The probe report also says that Haqqani had not accounted for $2 million spent from a secret fund of the Pakistani Embassy in Washington.

The New York Times carries Haqqani’s response:

Mr. Haqqani, who resigned his post in November, did not testify before the commission. Speaking by phone from the United States, he rejected the commission’s findings as “political and one-sided.”

“I am being hounded for the perception that I was pro-American,” he said. “The inquiry commission is not a court, and those claiming it has determined guilt or innocence are wrong.”

/snip/

Mr. Haqqani also offered a veiled attack on the judiciary, which historically has sided with Pakistan’s generals rather than its civilian leaders, saying that he “refuses to let his patriotism be judged by those who had endorsed martial law regimes and had even given the right to military dictators to amend the Constitution.”

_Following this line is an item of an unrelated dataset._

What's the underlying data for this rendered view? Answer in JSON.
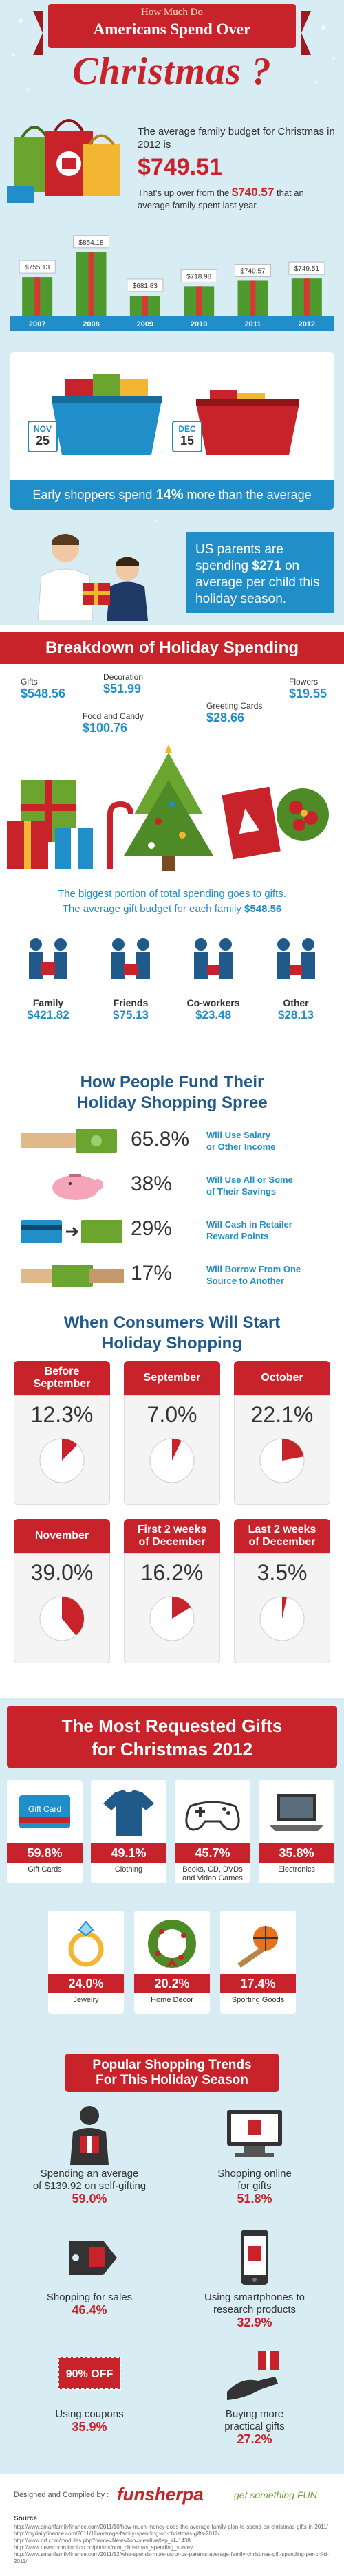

I’ve always been of the opinion that Mansoor Ijaz and his neocon backers from the US are much more to blame for this fiasco than Haqqani, who seems to me to have been manipulated into his actions that embarrassed the civilian government at the expense of the military. This latest development does nothing to change my opinion on that front and I expect Ijaz to continue behaving in a way that undermines the civilian government while deflecting blame from himself and onto Haqqani.